The start of the run was idyllic and serene, even with all 5,000 people.  I ran well and felt fantastic.  I snapped this around mile 5.  (For the record, I carry my iPhone when I run, not my DSLR!) 

That is our friend the Golden Gate Bridge.  A few minutes later, I ran over it and then made a loop and came back.  Very, very cool and just as iconic as it sounds.  On the way back across, however, the bridge sprouted tentacles and wrapped them around my ankles.  Or maybe I just tripped over my own foot.  Either way, I took a sprawling wipeout at mile 9.5, scraped chin and palms and knocked the wind out of me.  Mean old bridge.  I recovered in a couple of minutes but kind of lost my running mojo after that.

I kept on a decent (for me) pace for another 5 miles but kept getting slower and slower-- still running-- until mile 20 when it seemed that my whole being began to break down, right down to my soul.  I suppose this is what they call the dreaded "wall" and friends, it was terrible.  The scenery was so beautiful and I was miserable.  

But I kept on and finally finished--still running-- at a depressingly slow pace.  

But I finished!  So I can cross "MARATHON" off my bucket list.  I never have to do that again.  Whew.  And the shirt is really fabulous.

After grabbing one of those weird foil blankets,  I tried to wander back to my hotel.  My phone (with GPS) had died and there was nary a taxi to be found.  They were all taken by the faster, sprightlier marathoners.  I kept getting turned around and lost.  By the time I got a taxi, 40 minutes later, I was only 4 blocks from my hotel but still couldn't find it.  Inside my head was a dark place.  Yikes.  

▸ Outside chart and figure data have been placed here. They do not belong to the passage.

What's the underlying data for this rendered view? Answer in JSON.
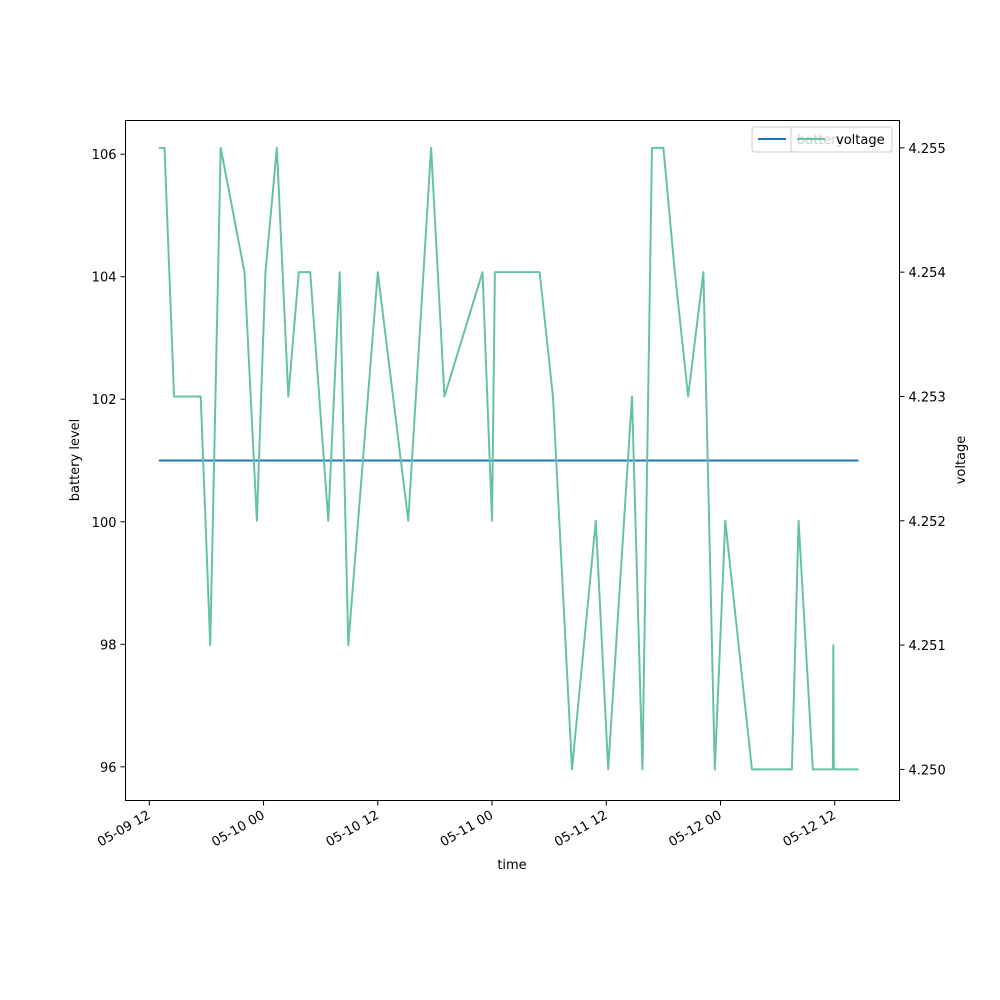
{
  "chart_data": {
    "type": "line",
    "xlabel": "time",
    "ylabel_left": "battery level",
    "ylabel_right": "voltage",
    "x_ticks": [
      "05-09 12",
      "05-10 00",
      "05-10 12",
      "05-11 00",
      "05-11 12",
      "05-12 00",
      "05-12 12"
    ],
    "x_tick_hours": [
      12,
      24,
      36,
      48,
      60,
      72,
      84
    ],
    "xlim_hours": [
      9.5,
      90.8
    ],
    "y_left": {
      "ylim": [
        95.45,
        106.55
      ],
      "ticks": [
        96,
        98,
        100,
        102,
        104,
        106
      ]
    },
    "y_right": {
      "ylim": [
        4.24975,
        4.25522
      ],
      "ticks": [
        "4.250",
        "4.251",
        "4.252",
        "4.253",
        "4.254",
        "4.255"
      ]
    },
    "legend_placement": "top-right",
    "grid": false,
    "series": [
      {
        "name": "battery",
        "axis": "left",
        "color": "#1f77b4",
        "x_hours": [
          13.0,
          86.5
        ],
        "values": [
          101,
          101
        ]
      },
      {
        "name": "voltage",
        "axis": "right",
        "color": "#66c2a5",
        "x_hours": [
          13.0,
          13.6,
          14.6,
          17.4,
          18.4,
          19.5,
          22.0,
          23.3,
          24.2,
          25.4,
          26.6,
          27.7,
          28.9,
          30.8,
          32.0,
          32.9,
          36.0,
          39.2,
          41.6,
          43.0,
          47.0,
          48.0,
          48.3,
          53.0,
          54.4,
          56.4,
          58.9,
          60.2,
          62.7,
          63.8,
          64.8,
          66.0,
          67.2,
          68.6,
          70.2,
          71.4,
          72.5,
          75.3,
          79.5,
          80.2,
          81.7,
          83.8,
          83.85,
          83.9,
          86.5
        ],
        "values": [
          4.255,
          4.255,
          4.253,
          4.253,
          4.251,
          4.255,
          4.254,
          4.252,
          4.254,
          4.255,
          4.253,
          4.254,
          4.254,
          4.252,
          4.254,
          4.251,
          4.254,
          4.252,
          4.255,
          4.253,
          4.254,
          4.252,
          4.254,
          4.254,
          4.253,
          4.25,
          4.252,
          4.25,
          4.253,
          4.25,
          4.255,
          4.255,
          4.254,
          4.253,
          4.254,
          4.25,
          4.252,
          4.25,
          4.25,
          4.252,
          4.25,
          4.25,
          4.251,
          4.25,
          4.25
        ]
      }
    ]
  }
}
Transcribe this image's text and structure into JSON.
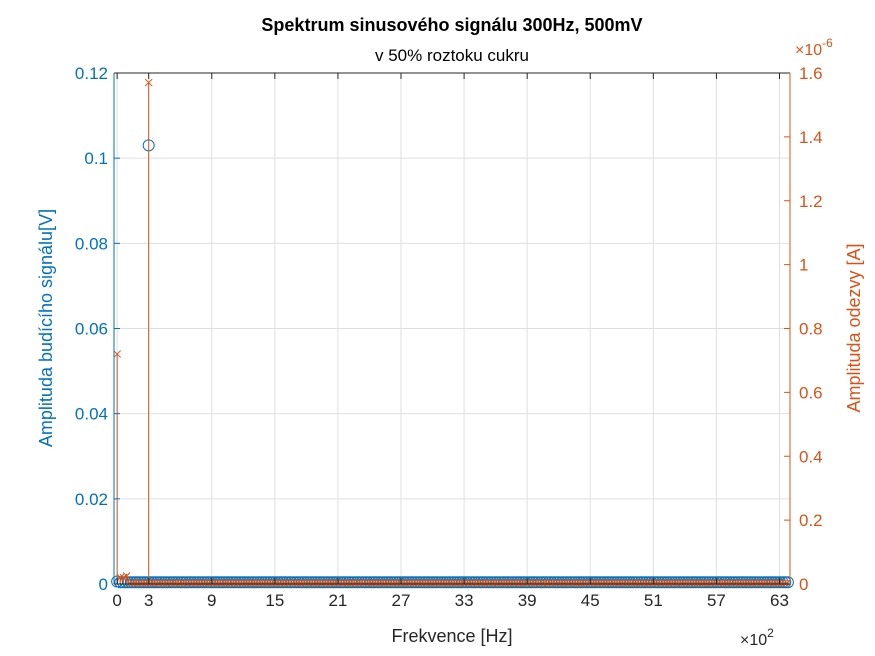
{
  "chart_data": {
    "type": "scatter",
    "title": "Spektrum sinusového signálu 300Hz, 500mV",
    "subtitle": "v 50% roztoku cukru",
    "xlabel": "Frekvence [Hz]",
    "x_exponent_label": "×10",
    "x_exponent_power": "2",
    "xlim": [
      -0.3,
      64
    ],
    "xticks": [
      0,
      3,
      9,
      15,
      21,
      27,
      33,
      39,
      45,
      51,
      57,
      63
    ],
    "grid": true,
    "y_left": {
      "label": "Amplituda budícího signálu[V]",
      "ylim": [
        0,
        0.12
      ],
      "ticks": [
        "0",
        "0.02",
        "0.04",
        "0.06",
        "0.08",
        "0.1",
        "0.12"
      ],
      "tick_values": [
        0,
        0.02,
        0.04,
        0.06,
        0.08,
        0.1,
        0.12
      ],
      "color": "#0072BD"
    },
    "y_right": {
      "label": "Amplituda odezvy [A]",
      "ylim": [
        0,
        1.6
      ],
      "exponent_label": "×10",
      "exponent_power": "-6",
      "ticks": [
        "0",
        "0.2",
        "0.4",
        "0.6",
        "0.8",
        "1",
        "1.2",
        "1.4",
        "1.6"
      ],
      "tick_values": [
        0,
        0.2,
        0.4,
        0.6,
        0.8,
        1.0,
        1.2,
        1.4,
        1.6
      ],
      "color": "#D95319"
    },
    "series": [
      {
        "axis": "left",
        "marker": "circle",
        "color": "#0072BD",
        "points": [
          {
            "x": 0,
            "y": 0.0006
          },
          {
            "x": 3,
            "y": 0.103
          }
        ],
        "baseline": {
          "from": 0.3,
          "to": 63.9,
          "step": 0.25,
          "y": 0.0004
        }
      },
      {
        "axis": "right",
        "marker": "x",
        "color": "#D95319",
        "stem": true,
        "points": [
          {
            "x": 0,
            "y": 0.72
          },
          {
            "x": 0.3,
            "y": 0.02
          },
          {
            "x": 0.6,
            "y": 0.02
          },
          {
            "x": 0.9,
            "y": 0.025
          },
          {
            "x": 3,
            "y": 1.57
          }
        ],
        "baseline": {
          "from": 1.2,
          "to": 63.9,
          "step": 0.25,
          "y": 0.003
        }
      }
    ]
  }
}
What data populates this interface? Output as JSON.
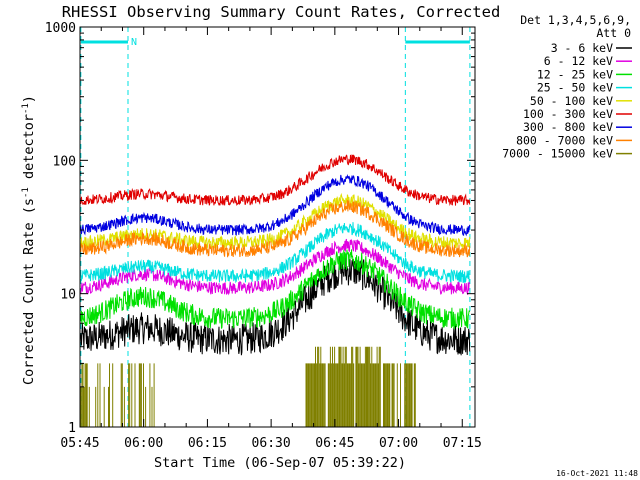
{
  "chart_data": {
    "type": "line",
    "title": "RHESSI Observing Summary Count Rates, Corrected",
    "xlabel": "Start Time (06-Sep-07 05:39:22)",
    "ylabel_main": "Corrected Count Rate (s",
    "ylabel_sup1": "-1",
    "ylabel_mid": " detector",
    "ylabel_sup2": "-1",
    "ylabel_end": ")",
    "timestamp": "16-Oct-2021 11:48",
    "y_scale": "log",
    "ylim": [
      1,
      1000
    ],
    "xlim_minutes": [
      5.0,
      98.0
    ],
    "y_ticks": [
      "1",
      "10",
      "100",
      "1000"
    ],
    "y_tick_values": [
      1,
      10,
      100,
      1000
    ],
    "x_ticks": [
      "05:45",
      "06:00",
      "06:15",
      "06:30",
      "06:45",
      "07:00",
      "07:15"
    ],
    "x_tick_minutes": [
      5,
      20,
      35,
      50,
      65,
      80,
      95
    ],
    "legend_header": [
      "Det 1,3,4,5,6,9,",
      "Att 0"
    ],
    "legend_position": "right",
    "series": [
      {
        "name": "3 - 6 keV",
        "color": "#000000",
        "base": 4.5,
        "hump1": 5.5,
        "peak": 15,
        "noise": 0.12
      },
      {
        "name": "6 - 12 keV",
        "color": "#e000e0",
        "base": 11,
        "hump1": 14,
        "peak": 23,
        "noise": 0.05
      },
      {
        "name": "12 - 25 keV",
        "color": "#00e000",
        "base": 6.5,
        "hump1": 9.5,
        "peak": 18,
        "noise": 0.08
      },
      {
        "name": "25 - 50 keV",
        "color": "#00e0e0",
        "base": 13.5,
        "hump1": 16,
        "peak": 31,
        "noise": 0.05
      },
      {
        "name": "50 - 100 keV",
        "color": "#e0e000",
        "base": 24,
        "hump1": 28,
        "peak": 50,
        "noise": 0.05
      },
      {
        "name": "100 - 300 keV",
        "color": "#e00000",
        "base": 50,
        "hump1": 56,
        "peak": 102,
        "noise": 0.04
      },
      {
        "name": "300 - 800 keV",
        "color": "#0000e0",
        "base": 30,
        "hump1": 37,
        "peak": 72,
        "noise": 0.04
      },
      {
        "name": "800 - 7000 keV",
        "color": "#ff8000",
        "base": 21,
        "hump1": 26,
        "peak": 45,
        "noise": 0.05
      },
      {
        "name": "7000 - 15000 keV",
        "color": "#808000",
        "base": 1,
        "hump1": 1,
        "peak": 4,
        "noise": 0
      }
    ],
    "event_lines_minutes": [
      5.2,
      16.3,
      81.6,
      96.8
    ],
    "attenuator_bars_minutes": [
      [
        5.2,
        16.3
      ],
      [
        81.6,
        96.8
      ]
    ],
    "attenuator_mark": "N"
  }
}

I showered, ate (read inhaled) some pancakes, got a massage and then took to my bed, where I watched a pay-per-view movie and ordered Chinese food.  Then slept for 13 hours.  

The next morning, I took this picture while waiting for an omelet (you see a theme here? I was hungry!) to say "hi!" to my kids.  I hope my husband didn't actually show it to them because I look about as awful as I felt: swollen, bleary, stiff.  But a marathoner!

After I did a touristy limp through Chinatown, I headed to the Mercy Center in Burlingame, where I spent three days on retreat, doing yoga, writing, praying the offices, and walking the labyrinth.  It was renewing and restful.  Mercy Center is a really lovely place and I highly recommend it for simple retreats.  It is not luxurious but has everything one needs for time to think, rest and pray.  The beds are comfy and quiet, the food is simple and delicious and the grounds are very pretty.  It is in California, which is rather inconvenient for me, but it was just the right thing at the time.